Generic drug pricing initiative will save money for drug plans and Canadians
The pan-Canadian Pharmaceutical Alliance (pCPA), consisting of participating federal, provincial, and territorial government public drug plans and the Canadian Generic Pharmaceutical Association (CGPA) have successfully reached an agreement on a renewed three-year pricing initiative for generic medicines that will help public drug plans continue to control their costs.
This new agreement provides a stable and predictable environment for generic manufacturers, who help fill approximately 75% of all prescriptions across Canada, to continue launching new drugs. Continued access to new generics will help public drug plans maintain their costs and provide savings for Canadians who use prescription drugs in participating public drug plans and private drug plans.

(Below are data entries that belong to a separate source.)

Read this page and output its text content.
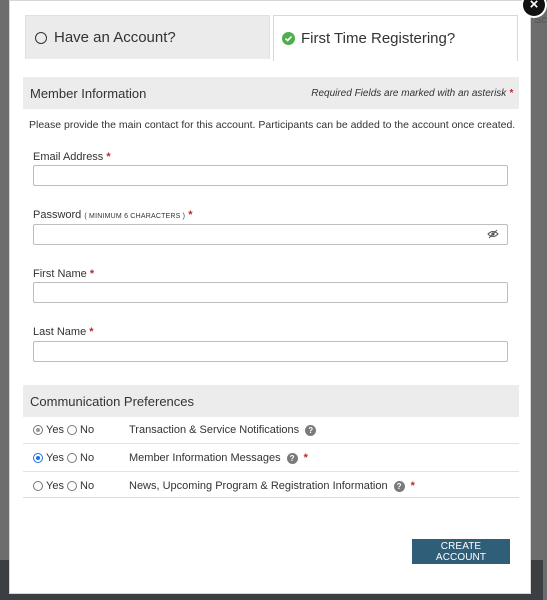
Sc
Have an Account?	First Time Registering?
Member Information	Required Fields are marked with an asterisk *
Please provide the main contact for this account. Participants can be added to the account once created.
Email Address *
Password ( MINIMUM 6 CHARACTERS ) *
First Name *
Last Name *
Communication Preferences
Yes No	Transaction & Service Notifications	?
Yes No	Member Information Messages	? *
Yes No	News, Upcoming Program & Registration Information	? *
CREATE ACCOUNT
×
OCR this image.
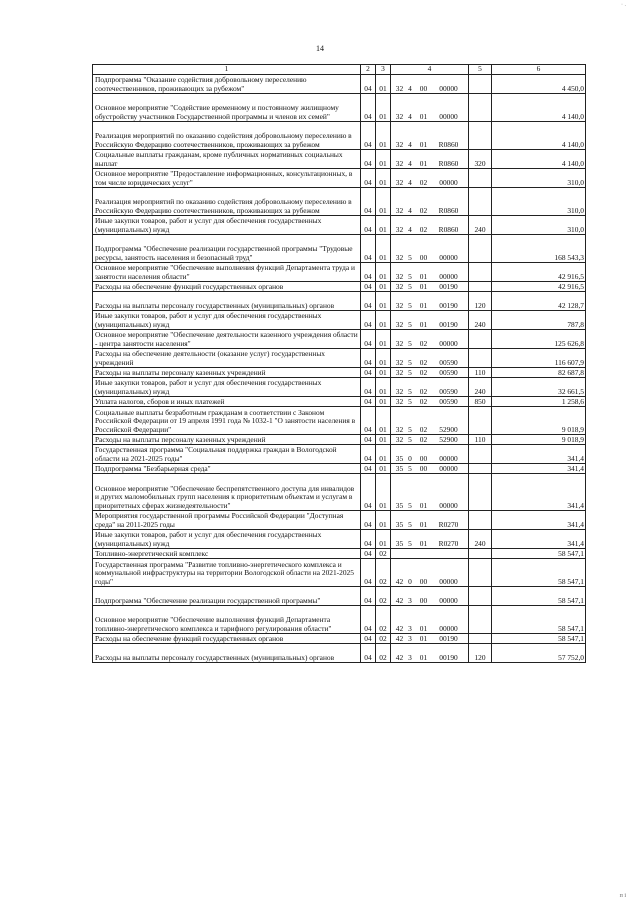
· .
14
1	2	3	4	5	6
Подпрограмма "Оказание содействия добровольному переселению соотечественников, проживающих за рубежом"	04	01	32 4 00 00000		4 450,0
Основное мероприятие "Содействие временному и постоянному жилищному обустройству участников Государственной программы и членов их семей"	04	01	32 4 01 00000		4 140,0
Реализация мероприятий по оказанию содействия добровольному переселению в Российскую Федерацию соотечественников, проживающих за рубежом	04	01	32 4 01 R0860		4 140,0
Социальные выплаты гражданам, кроме публичных нормативных социальных выплат	04	01	32 4 01 R0860	320	4 140,0
Основное мероприятие "Предоставление информационных, консультационных, в том числе юридических услуг"	04	01	32 4 02 00000		310,0
Реализация мероприятий по оказанию содействия добровольному переселению в Российскую Федерацию соотечественников, проживающих за рубежом	04	01	32 4 02 R0860		310,0
Иные закупки товаров, работ и услуг для обеспечения государственных (муниципальных) нужд	04	01	32 4 02 R0860	240	310,0
Подпрограмма "Обеспечение реализации государственной программы "Трудовые ресурсы, занятость населения и безопасный труд"	04	01	32 5 00 00000		168 543,3
Основное мероприятие "Обеспечение выполнения функций Департамента труда и занятости населения области"	04	01	32 5 01 00000		42 916,5
Расходы на обеспечение функций государственных органов	04	01	32 5 01 00190		42 916,5
Расходы на выплаты персоналу государственных (муниципальных) органов	04	01	32 5 01 00190	120	42 128,7
Иные закупки товаров, работ и услуг для обеспечения государственных (муниципальных) нужд	04	01	32 5 01 00190	240	787,8
Основное мероприятие "Обеспечение деятельности казенного учреждения области - центра занятости населения"	04	01	32 5 02 00000		125 626,8
Расходы на обеспечение деятельности (оказание услуг) государственных учреждений	04	01	32 5 02 00590		116 607,9
Расходы на выплаты персоналу казенных учреждений	04	01	32 5 02 00590	110	82 687,8
Иные закупки товаров, работ и услуг для обеспечения государственных (муниципальных) нужд	04	01	32 5 02 00590	240	32 661,5
Уплата налогов, сборов и иных платежей	04	01	32 5 02 00590	850	1 258,6
Социальные выплаты безработным гражданам в соответствии с Законом Российской Федерации от 19 апреля 1991 года № 1032-1 "О занятости населения в Российской Федерации"	04	01	32 5 02 52900		9 018,9
Расходы на выплаты персоналу казенных учреждений	04	01	32 5 02 52900	110	9 018,9
Государственная программа "Социальная поддержка граждан в Вологодской области на 2021-2025 годы"	04	01	35 0 00 00000		341,4
Подпрограмма "Безбарьерная среда"	04	01	35 5 00 00000		341,4
Основное мероприятие "Обеспечение беспрепятственного доступа для инвалидов и других маломобильных групп населения к приоритетным объектам и услугам в приоритетных сферах жизнедеятельности"	04	01	35 5 01 00000		341,4
Мероприятия государственной программы Российской Федерации "Доступная среда" на 2011-2025 годы	04	01	35 5 01 R0270		341,4
Иные закупки товаров, работ и услуг для обеспечения государственных (муниципальных) нужд	04	01	35 5 01 R0270	240	341,4
Топливно-энергетический комплекс	04	02			58 547,1
Государственная программа "Развитие топливно-энергетического комплекса и коммунальной инфраструктуры на территории Вологодской области на 2021-2025 годы"	04	02	42 0 00 00000		58 547,1
Подпрограмма "Обеспечение реализации государственной программы"	04	02	42 3 00 00000		58 547,1
Основное мероприятие "Обеспечение выполнения функций Департамента топливно-энергетического комплекса и тарифного регулирования области"	04	02	42 3 01 00000		58 547,1
Расходы на обеспечение функций государственных органов	04	02	42 3 01 00190		58 547,1
Расходы на выплаты персоналу государственных (муниципальных) органов	04	02	42 3 01 00190	120	57 752,0
п і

This post-pandemic agreement constitutes an important achievement since it maintains the current pricing and savings achieved in previous negotiated agreements and provides additional savings for future new generics at a time when inflation and the rising cost of living are affecting many Canadians. To this end, the price of new generics entering into the pan-Canadian Tiered Pricing Framework will drop automatically to 55% of brand reference price after three months for situations where there is only one generic marketed in Canada. The prior agreement provided for a listing at 75 to 85% of brand reference price for new generics.
The new initiative is effective October 1, 2023, for a period of three years with the option to extend by an additional two years.
Previous joint efforts between pCPA and CGPA have resulted in savings of over $4 billion to participating drug plans over the past 10 years which will only continue to grow over the course of this new pan-Canadian agreement.